[Python-3000] bytes and dicts (was: PEP 3137: Immutable Bytes and Mutable Buffer)

Neil Toronto ntoronto at cs.byu.edu
Fri Sep 28 21:46:30 CEST 2007


Jim Jewett wrote:
> On 9/28/07, Guido van Rossum <guido at python.org> wrote:
>
>   
>> The question is whether it's worth the effort to raise TypeError when
>> the *potential* exists that a certain hash sequence *could* raise this
>> TypeError.
>>     
>
> Bugs depending on the hash sequence are exactly the sort of thing that
> doesn't get found by tests, and can't be easily reproduced.
>   

Not that my opinion counts for much because I mostly just lurk, but I 
have to agree. A one-in-a-million Heisenbug (Mandelbug?) is exactly the 
sort of thing that breaks production systems but nobody can figure out 
how to fix, and causes management to lose faith in a language or in 
their developers.

>> I'm less and less convinced -- after all, we're making the
>> exception only for bytes/str, not for other types that might raise
>> TypeError upon comparison.
>>     
>
> What would those other types be?
>
> As you point out in the "Bytes and the Str Type" section, this
> exception violates the "general rule that comparing objects of
> different types for equality
> should just return False".
>   

So there's a special case comparison that's intended to protect users 
from themselves - to keep them from comparing bytes and strings without 
specifying an encoding. Then there has to be another potentially 
performance-munching special case to save them from an essentially 
random exception that could occur because of this extra protection - and 
this special-casing can only be guaranteed for built-in types, not 
custom ones. It's too easy to forget to consider it.

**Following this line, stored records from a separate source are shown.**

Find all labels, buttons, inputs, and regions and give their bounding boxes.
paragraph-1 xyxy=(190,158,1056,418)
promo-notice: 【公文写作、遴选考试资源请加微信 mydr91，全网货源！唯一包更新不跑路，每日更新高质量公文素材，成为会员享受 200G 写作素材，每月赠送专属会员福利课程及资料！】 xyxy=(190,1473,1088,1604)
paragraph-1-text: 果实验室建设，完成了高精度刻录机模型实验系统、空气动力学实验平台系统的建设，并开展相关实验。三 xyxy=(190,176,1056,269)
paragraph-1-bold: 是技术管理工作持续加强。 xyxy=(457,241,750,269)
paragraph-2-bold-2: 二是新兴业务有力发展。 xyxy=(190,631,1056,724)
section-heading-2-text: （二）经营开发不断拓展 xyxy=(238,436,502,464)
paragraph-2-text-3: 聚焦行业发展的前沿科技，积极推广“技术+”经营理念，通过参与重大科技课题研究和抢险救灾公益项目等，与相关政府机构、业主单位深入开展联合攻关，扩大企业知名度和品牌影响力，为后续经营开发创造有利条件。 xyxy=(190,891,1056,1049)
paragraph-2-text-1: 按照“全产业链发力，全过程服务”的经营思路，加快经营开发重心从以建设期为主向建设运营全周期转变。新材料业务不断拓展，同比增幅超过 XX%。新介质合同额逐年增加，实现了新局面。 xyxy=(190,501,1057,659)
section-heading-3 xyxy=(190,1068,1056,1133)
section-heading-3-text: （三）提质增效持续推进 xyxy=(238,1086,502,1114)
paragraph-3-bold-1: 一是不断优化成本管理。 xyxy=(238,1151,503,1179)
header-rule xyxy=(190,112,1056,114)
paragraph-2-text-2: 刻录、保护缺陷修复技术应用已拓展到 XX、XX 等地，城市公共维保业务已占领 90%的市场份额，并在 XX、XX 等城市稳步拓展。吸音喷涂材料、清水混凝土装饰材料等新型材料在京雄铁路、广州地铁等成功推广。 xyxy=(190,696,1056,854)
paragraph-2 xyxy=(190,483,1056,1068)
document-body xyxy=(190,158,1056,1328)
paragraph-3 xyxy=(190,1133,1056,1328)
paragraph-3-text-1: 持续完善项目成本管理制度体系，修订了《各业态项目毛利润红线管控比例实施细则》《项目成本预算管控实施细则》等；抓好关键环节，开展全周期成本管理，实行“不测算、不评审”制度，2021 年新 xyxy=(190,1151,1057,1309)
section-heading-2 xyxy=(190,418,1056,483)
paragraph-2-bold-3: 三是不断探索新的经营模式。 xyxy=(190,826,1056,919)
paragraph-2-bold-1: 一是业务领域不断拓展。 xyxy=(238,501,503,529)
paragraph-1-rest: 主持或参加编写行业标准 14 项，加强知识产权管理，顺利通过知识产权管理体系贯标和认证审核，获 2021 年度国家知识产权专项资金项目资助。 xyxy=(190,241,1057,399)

Is the only case they need to be saved from the 'if <str> == <bytes>' 
case? Shouldn't it be perfectly fine for a dict to hold a str and a 
bytes? If I recall correctly, the decision to raise a TypeError on 
str/bytes comparison was made before bytes became immutable and could be 
put into dicts.

Maybe the *extra protection* isn't worth the effort. How about a warning 
instead of a TypeError? Can the bytecode interpreter do something for 
simple '==' cases? Are there other alternatives?